My point is that the lifelong process of learning that is a medical career requires us to find a way to live through these setbacks and make something positive out of them. To do this doctors must strip those memories of the very qualities that made them so powerful in the first place…the patients’ suffering and the impact this had on those around them. The lesson learnt is usually one of process, data interpretation, practical technique or communication…whatever it is it is something to do with the doctor. It is the doctor who is the constant, whereas the patient, even though their specific needs and problems formed the basis of the risk, is one of many who will cross that doctor’s path.

So is all this a problem? It is if we become too good at the process of assimilation and are tempted to put each mistake ‘down to experience’ too soon. It is if we do not dwell sufficiently on the impact of mistakes that, from a medical point of view, were purely ‘technical’. It is if we immediately compartmentalise those errors, surrounding (or hiding) them in hastily erected walls of rationalisation, forensic examination and (instinctive) defensiveness, thereby underplaying their social significance. I wonder if such post-hoc failures of imagination and empathy that can lead to a lack of candour. When errors are immediately assessed in relation to the system that caused them rather than the social unit, the family, that was most directly affected by them, we are in effect turning away from the pain and settling our gaze on our own concerns. That has to happen of course, if weaknesses in the system are to be adressed, but the timing and the emphasis have to be right.
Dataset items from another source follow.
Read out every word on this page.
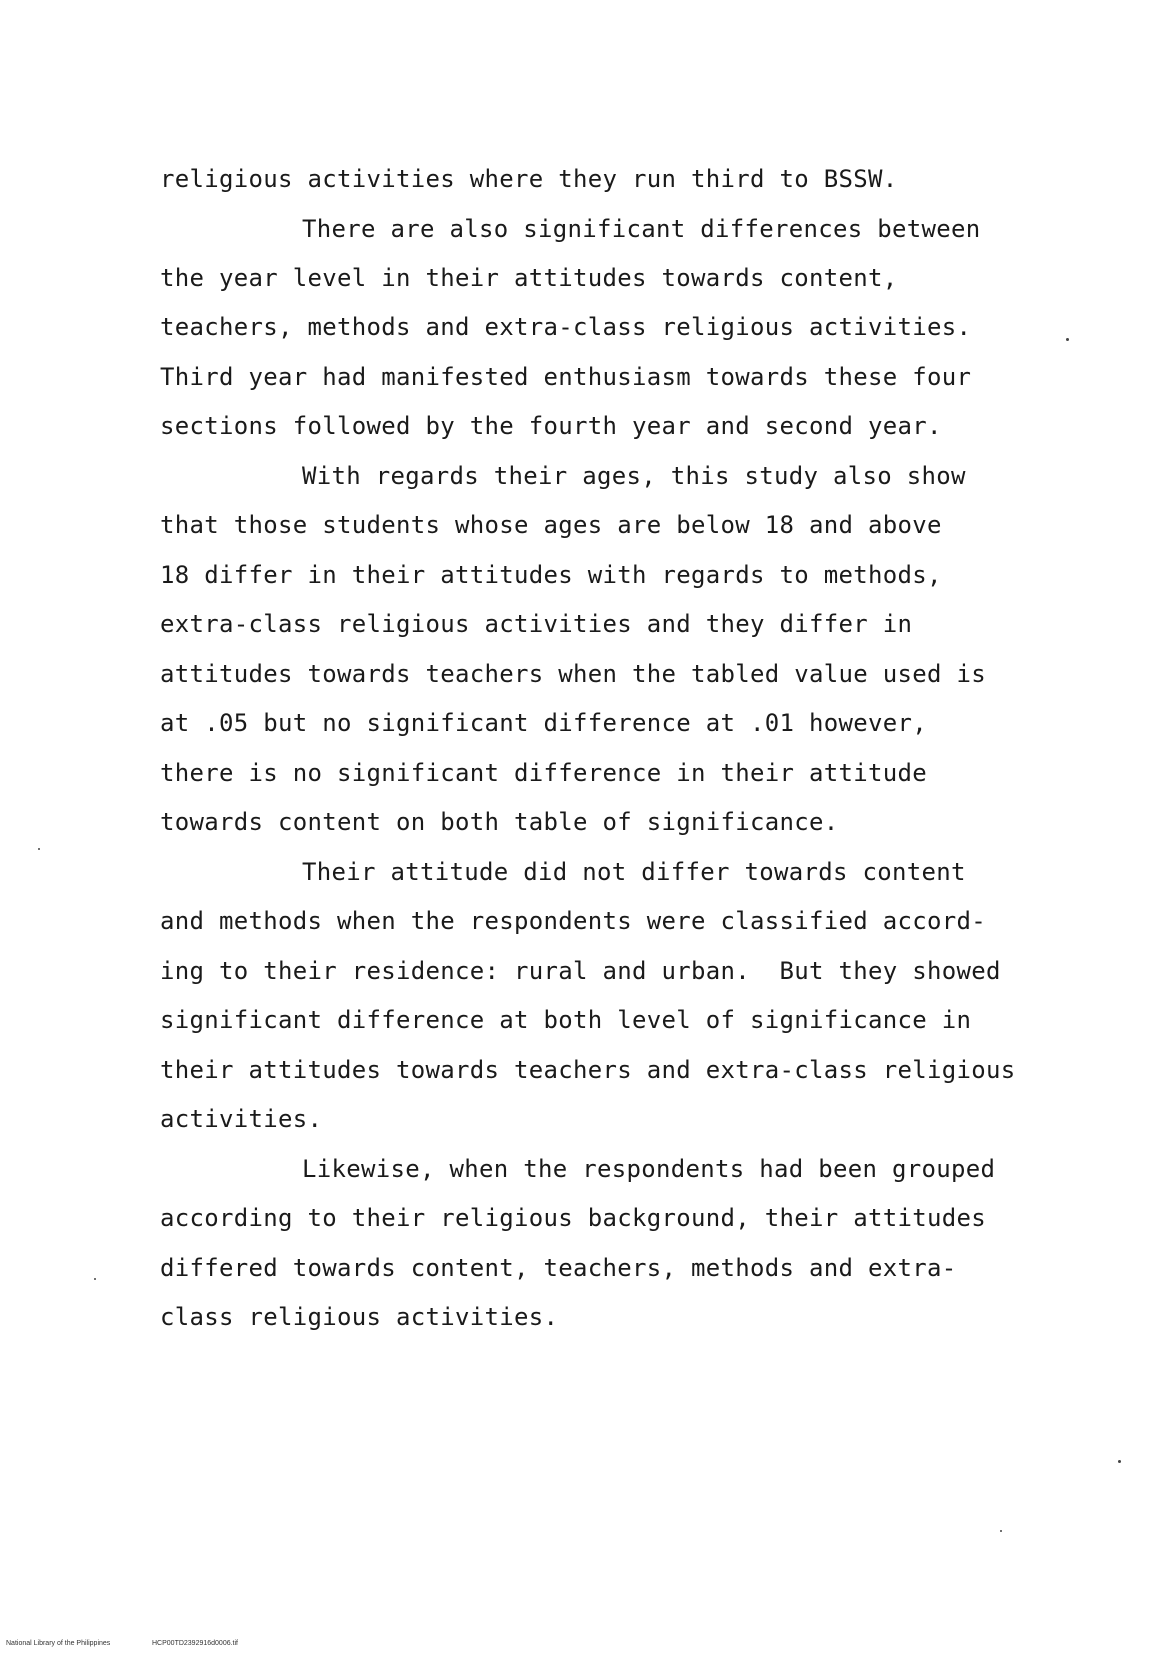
religious activities where they run third to BSSW.
There are also significant differences between
the year level in their attitudes towards content,
teachers, methods and extra-class religious activities.
Third year had manifested enthusiasm towards these four
sections followed by the fourth year and second year.
With regards their ages, this study also show
that those students whose ages are below 18 and above
18 differ in their attitudes with regards to methods,
extra-class religious activities and they differ in
attitudes towards teachers when the tabled value used is
at .05 but no significant difference at .01 however,
there is no significant difference in their attitude
towards content on both table of significance.
Their attitude did not differ towards content
and methods when the respondents were classified accord-
ing to their residence: rural and urban.  But they showed
significant difference at both level of significance in
their attitudes towards teachers and extra-class religious
activities.
Likewise, when the respondents had been grouped
according to their religious background, their attitudes
differed towards content, teachers, methods and extra-
class religious activities.
National Library of the Philippines	HCP00TD2392916d0006.tif
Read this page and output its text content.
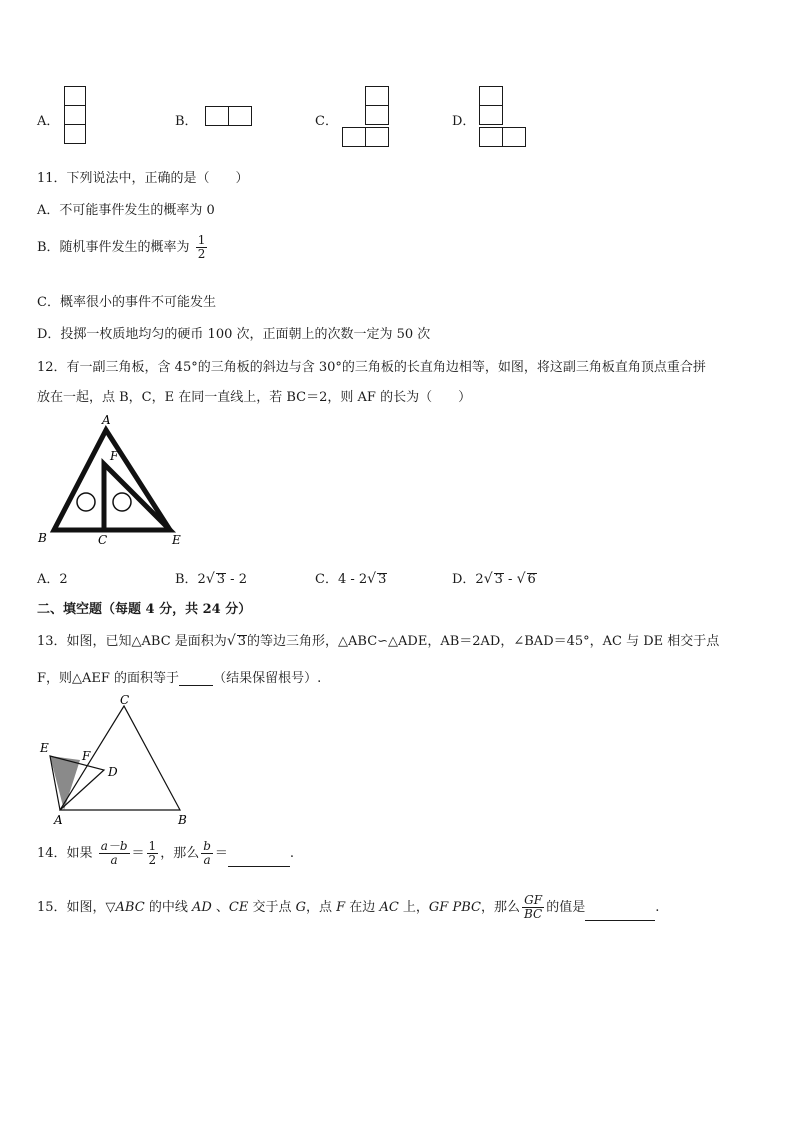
A．	B．	C．	D．
11．下列说法中，正确的是（　　）
A．不可能事件发生的概率为 0
B．随机事件发生的概率为 $\frac{1}{2}$
C．概率很小的事件不可能发生
D．投掷一枚质地均匀的硬币 100 次，正面朝上的次数一定为 50 次
12．有一副三角板，含 45°的三角板的斜边与含 30°的三角板的长直角边相等，如图，将这副三角板直角顶点重合拼
放在一起，点 B，C，E 在同一直线上，若 BC＝2，则 AF 的长为（　　）
A
F
B	C	E
A．2	B．2√ 3 - 2	C．4 - 2√ 3	D．2√ 3 - √ 6
二、填空题（每题 4 分，共 24 分）
13．如图，已知△ABC 是面积为√ 3的等边三角形，△ABC∽△ADE，AB＝2AD，∠BAD＝45°，AC 与 DE 相交于点
F，则△AEF 的面积等于	（结果保留根号）.
C
E
F
D
A	B
14．如果 $\frac{a-b}{a} = \frac{1}{2}$ ，那么 $\frac{b}{a}$ ＝	.
15．如图，▽ABC 的中线 AD 、CE 交于点 G，点 F 在边 AC 上，GF PBC，那么 $\frac{GF}{BC}$ 的值是	.
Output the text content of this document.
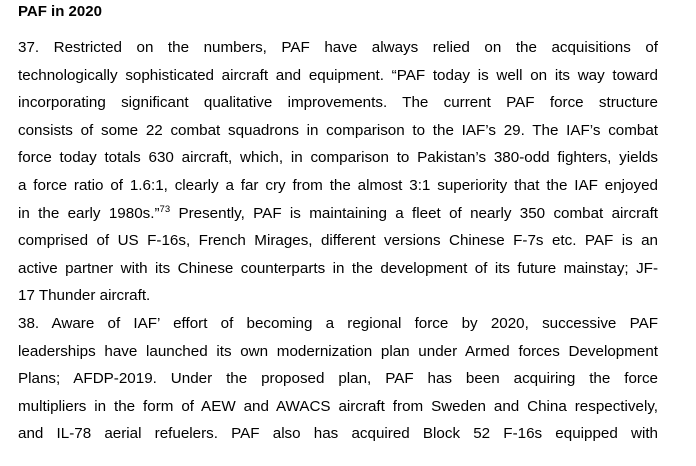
PAF in 2020
37. Restricted on the numbers, PAF have always relied on the acquisitions of
technologically sophisticated aircraft and equipment. “PAF today is well on its way toward
incorporating significant qualitative improvements. The current PAF force structure
consists of some 22 combat squadrons in comparison to the IAF’s 29. The IAF’s combat
force today totals 630 aircraft, which, in comparison to Pakistan’s 380-odd fighters, yields
a force ratio of 1.6:1, clearly a far cry from the almost 3:1 superiority that the IAF enjoyed
in the early 1980s.”$^{73}$ Presently, PAF is maintaining a fleet of nearly 350 combat aircraft
comprised of US F-16s, French Mirages, different versions Chinese F-7s etc. PAF is an
active partner with its Chinese counterparts in the development of its future mainstay; JF-
17 Thunder aircraft.
38. Aware of IAF’ effort of becoming a regional force by 2020, successive PAF
leaderships have launched its own modernization plan under Armed forces Development
Plans; AFDP-2019. Under the proposed plan, PAF has been acquiring the force
multipliers in the form of AEW and AWACS aircraft from Sweden and China respectively,
and IL-78 aerial refuelers. PAF also has acquired Block 52 F-16s equipped with
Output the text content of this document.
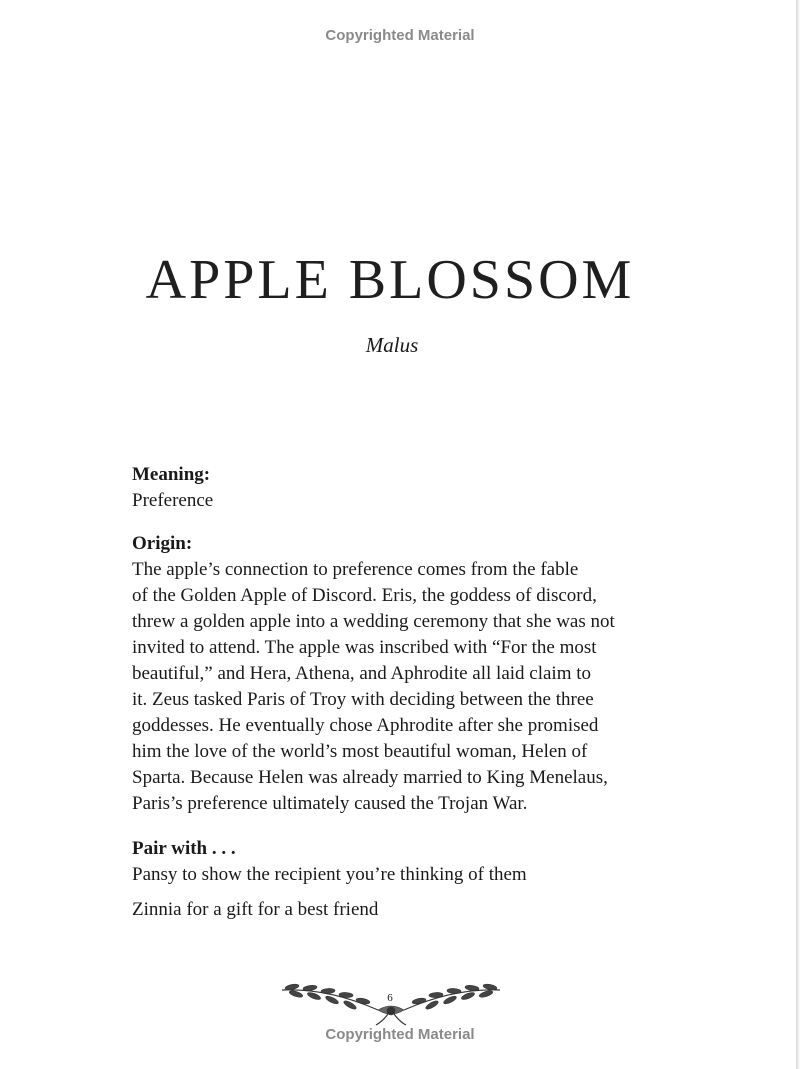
Copyrighted Material
APPLE BLOSSOM

Malus

Meaning:
Preference
Origin:
The apple’s connection to preference comes from the fable
of the Golden Apple of Discord. Eris, the goddess of discord,
threw a golden apple into a wedding ceremony that she was not
invited to attend. The apple was inscribed with “For the most
beautiful,” and Hera, Athena, and Aphrodite all laid claim to
it. Zeus tasked Paris of Troy with deciding between the three
goddesses. He eventually chose Aphrodite after she promised
him the love of the world’s most beautiful woman, Helen of
Sparta. Because Helen was already married to King Menelaus,
Paris’s preference ultimately caused the Trojan War.
Pair with . . .
Pansy to show the recipient you’re thinking of them
Zinnia for a gift for a best friend
6
Copyrighted Material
Personally, as a doctor who has been blown off course as frequently as any other, I think depersonalisation and abstraction are vital. They are not particularly warm or human traits, but they are understandable. The process of learning from experience must be the same for doctors as it is for any other professional, and the same need to filter, discard and retain the ‘essence’ of each incident applies. The difference, for doctors, is that the extraneous matter is often deep emotion and human pain.